PEQUIM (Reuters) - Liu Xiang tem mais do que a rivalidade com o cubano Dayron Robles para se preocupar enquanto se prepara para defender o título dos 110 metros com barreira na Olimpíada de Pequim.

Como a australiana Cathy Freeman há oito anos em Sydney, Liu é o foco da equipe de atletismo da China e sua prova no dia 21 de agosto com o homem que bateu seu recorde mundial neste ano será um dos eventos mais observados dos Jogos.

Quando triunfou em Atenas, Liu tornou-se o primeiro medalhista de ouro do atletismo olímpico chinês -- e teve que enfrentar quatro anos de especulações sobre se poderia defender com sucesso o título em casa, em 2008.

Catapultado à condição de estrela, ele agora vê sua imagem em outdoors e seus movimentos são acompanhados por seguranças 24 horas por dia -- apesar de continuar a morar em um modesto flat.

Essa é uma situação que Freeman reconheceria -- ela foi escolhida para acender a pira olímpica em Sydney, mas passou a maior parte dos dois anos anteriores à competição nos Estados Unidos e na Europa para evitar o assédio.

Depois de conquistar a medalha de ouro, ela caiu na pista em uma mistura de alívio e exaustão emocional e física. E não foi surpresa quando alguns meses depois ela anunciou que tiraria um ano de folga para superar tudo isso -- ela acabou de aposentando em 2003.

A vitória de Liu também seria algo especial e com certeza ele seria perdoado se decidisse depois que não há mais muita coisa que poderia conquistar.

Por muito tempo parecia que seria necessário apenas manter a forma para Liu conquistar o título. Mas aí veio Robles, que melhorou o recorde mundial em um centésimo de segundo em junho, para 12s87.

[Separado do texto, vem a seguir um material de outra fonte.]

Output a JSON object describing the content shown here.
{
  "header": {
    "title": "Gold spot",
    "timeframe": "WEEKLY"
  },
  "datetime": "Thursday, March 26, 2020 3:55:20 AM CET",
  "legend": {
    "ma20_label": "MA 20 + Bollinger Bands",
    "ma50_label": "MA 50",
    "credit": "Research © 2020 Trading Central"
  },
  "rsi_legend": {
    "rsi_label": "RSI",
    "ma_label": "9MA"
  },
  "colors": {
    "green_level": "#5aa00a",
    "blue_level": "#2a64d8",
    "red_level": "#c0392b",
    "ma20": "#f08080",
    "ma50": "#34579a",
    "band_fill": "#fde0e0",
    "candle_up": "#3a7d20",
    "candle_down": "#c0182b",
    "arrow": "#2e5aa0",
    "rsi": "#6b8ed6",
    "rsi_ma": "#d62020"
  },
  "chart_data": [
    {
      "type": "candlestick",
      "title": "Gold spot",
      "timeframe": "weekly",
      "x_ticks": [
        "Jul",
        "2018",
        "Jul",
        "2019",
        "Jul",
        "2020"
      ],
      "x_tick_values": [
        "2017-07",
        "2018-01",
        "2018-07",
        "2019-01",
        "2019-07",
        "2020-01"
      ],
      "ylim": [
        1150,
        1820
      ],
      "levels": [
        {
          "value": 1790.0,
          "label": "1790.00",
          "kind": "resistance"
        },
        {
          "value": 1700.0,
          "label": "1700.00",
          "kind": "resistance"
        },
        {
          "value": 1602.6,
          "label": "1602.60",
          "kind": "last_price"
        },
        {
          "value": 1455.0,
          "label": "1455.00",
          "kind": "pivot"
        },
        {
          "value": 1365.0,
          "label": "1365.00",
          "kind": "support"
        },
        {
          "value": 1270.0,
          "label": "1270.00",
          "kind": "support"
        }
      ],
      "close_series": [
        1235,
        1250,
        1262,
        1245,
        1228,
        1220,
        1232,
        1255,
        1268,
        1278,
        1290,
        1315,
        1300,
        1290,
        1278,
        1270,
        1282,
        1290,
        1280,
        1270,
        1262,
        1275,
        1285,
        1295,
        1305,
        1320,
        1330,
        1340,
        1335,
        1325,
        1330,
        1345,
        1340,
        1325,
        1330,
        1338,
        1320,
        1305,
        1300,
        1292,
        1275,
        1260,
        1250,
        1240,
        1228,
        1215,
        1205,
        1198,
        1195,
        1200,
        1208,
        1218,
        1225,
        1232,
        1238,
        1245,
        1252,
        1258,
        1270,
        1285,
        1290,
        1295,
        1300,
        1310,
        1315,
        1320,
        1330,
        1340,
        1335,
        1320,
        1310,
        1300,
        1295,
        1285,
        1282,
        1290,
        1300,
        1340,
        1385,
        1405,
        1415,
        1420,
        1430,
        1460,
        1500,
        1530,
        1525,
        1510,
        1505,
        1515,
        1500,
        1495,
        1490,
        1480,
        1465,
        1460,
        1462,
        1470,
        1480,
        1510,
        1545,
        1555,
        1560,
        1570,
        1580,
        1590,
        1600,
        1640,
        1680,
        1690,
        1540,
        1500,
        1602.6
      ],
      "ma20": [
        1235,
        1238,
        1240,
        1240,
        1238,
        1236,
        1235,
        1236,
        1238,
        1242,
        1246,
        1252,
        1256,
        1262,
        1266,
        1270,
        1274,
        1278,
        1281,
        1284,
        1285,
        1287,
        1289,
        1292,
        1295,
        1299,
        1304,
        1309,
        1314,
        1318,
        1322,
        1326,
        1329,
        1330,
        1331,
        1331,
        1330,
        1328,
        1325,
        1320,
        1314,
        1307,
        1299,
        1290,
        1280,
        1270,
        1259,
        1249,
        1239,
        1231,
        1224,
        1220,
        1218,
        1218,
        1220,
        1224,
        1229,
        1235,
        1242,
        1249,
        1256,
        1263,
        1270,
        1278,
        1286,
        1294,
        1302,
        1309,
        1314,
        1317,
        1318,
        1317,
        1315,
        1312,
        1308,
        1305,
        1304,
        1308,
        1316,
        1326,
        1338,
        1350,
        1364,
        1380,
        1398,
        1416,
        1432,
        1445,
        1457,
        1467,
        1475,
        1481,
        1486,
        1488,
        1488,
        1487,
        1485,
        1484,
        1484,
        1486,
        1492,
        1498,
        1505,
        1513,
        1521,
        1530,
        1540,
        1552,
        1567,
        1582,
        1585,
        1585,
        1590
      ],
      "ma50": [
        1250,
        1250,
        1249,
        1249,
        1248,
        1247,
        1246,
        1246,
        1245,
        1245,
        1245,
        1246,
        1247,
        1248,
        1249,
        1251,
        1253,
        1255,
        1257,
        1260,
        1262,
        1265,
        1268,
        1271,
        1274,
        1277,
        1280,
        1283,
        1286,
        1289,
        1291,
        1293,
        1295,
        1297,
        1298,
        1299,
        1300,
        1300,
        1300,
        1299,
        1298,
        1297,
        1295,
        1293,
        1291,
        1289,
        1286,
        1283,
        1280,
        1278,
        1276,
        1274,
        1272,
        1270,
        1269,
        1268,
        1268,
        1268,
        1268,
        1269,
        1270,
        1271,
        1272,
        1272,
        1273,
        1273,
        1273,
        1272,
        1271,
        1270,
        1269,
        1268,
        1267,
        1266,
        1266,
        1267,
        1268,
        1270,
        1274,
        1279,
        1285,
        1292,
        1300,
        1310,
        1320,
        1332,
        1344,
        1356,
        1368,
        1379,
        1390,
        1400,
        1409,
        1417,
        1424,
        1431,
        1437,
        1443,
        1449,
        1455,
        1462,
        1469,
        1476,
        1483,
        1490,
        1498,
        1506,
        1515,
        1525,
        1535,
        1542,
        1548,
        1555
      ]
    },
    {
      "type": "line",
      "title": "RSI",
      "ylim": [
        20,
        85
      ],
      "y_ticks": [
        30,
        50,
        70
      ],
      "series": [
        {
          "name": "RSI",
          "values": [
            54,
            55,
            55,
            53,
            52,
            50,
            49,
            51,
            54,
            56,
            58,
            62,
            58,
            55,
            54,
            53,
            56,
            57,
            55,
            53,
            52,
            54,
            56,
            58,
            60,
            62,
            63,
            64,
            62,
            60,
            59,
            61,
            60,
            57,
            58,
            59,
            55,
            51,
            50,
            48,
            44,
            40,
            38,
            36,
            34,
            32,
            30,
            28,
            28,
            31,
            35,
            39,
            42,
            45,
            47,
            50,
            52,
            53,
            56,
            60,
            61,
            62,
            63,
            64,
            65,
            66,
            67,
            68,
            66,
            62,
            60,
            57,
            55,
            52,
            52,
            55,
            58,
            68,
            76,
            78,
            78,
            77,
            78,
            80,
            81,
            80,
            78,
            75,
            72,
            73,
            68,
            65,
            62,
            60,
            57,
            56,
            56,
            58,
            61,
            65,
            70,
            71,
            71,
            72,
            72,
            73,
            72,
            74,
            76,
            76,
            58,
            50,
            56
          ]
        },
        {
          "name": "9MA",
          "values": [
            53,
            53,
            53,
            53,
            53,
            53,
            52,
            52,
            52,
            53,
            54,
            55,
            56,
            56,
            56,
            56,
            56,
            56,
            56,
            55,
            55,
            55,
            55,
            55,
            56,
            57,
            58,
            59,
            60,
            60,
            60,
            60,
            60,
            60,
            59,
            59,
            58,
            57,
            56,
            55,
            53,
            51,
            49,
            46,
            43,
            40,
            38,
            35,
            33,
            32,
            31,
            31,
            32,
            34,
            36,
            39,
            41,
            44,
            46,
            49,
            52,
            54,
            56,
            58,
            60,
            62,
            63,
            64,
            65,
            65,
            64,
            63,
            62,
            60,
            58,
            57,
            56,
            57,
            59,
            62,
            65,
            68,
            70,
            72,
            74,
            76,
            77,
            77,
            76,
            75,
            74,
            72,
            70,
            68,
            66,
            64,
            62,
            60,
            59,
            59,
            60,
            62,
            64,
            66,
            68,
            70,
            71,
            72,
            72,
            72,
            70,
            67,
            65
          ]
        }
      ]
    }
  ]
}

A presença de um adversário tão forte pode ajudar Liu a se concentrar em sua corrida, mas Colin Jackson, cujo recorde de 12s91 Liu igualou na final da Olimpíada de 2004, acha que a pressão pode ser um problema.

"Liu Xiang tem que acordar todo dia de manhã e ver uma imagem de Robles em sua cabeça", disse o britânico no mês passado. "Um tem uma enorme pressão sobre seus ombros, e o outro tem muito a ganhar".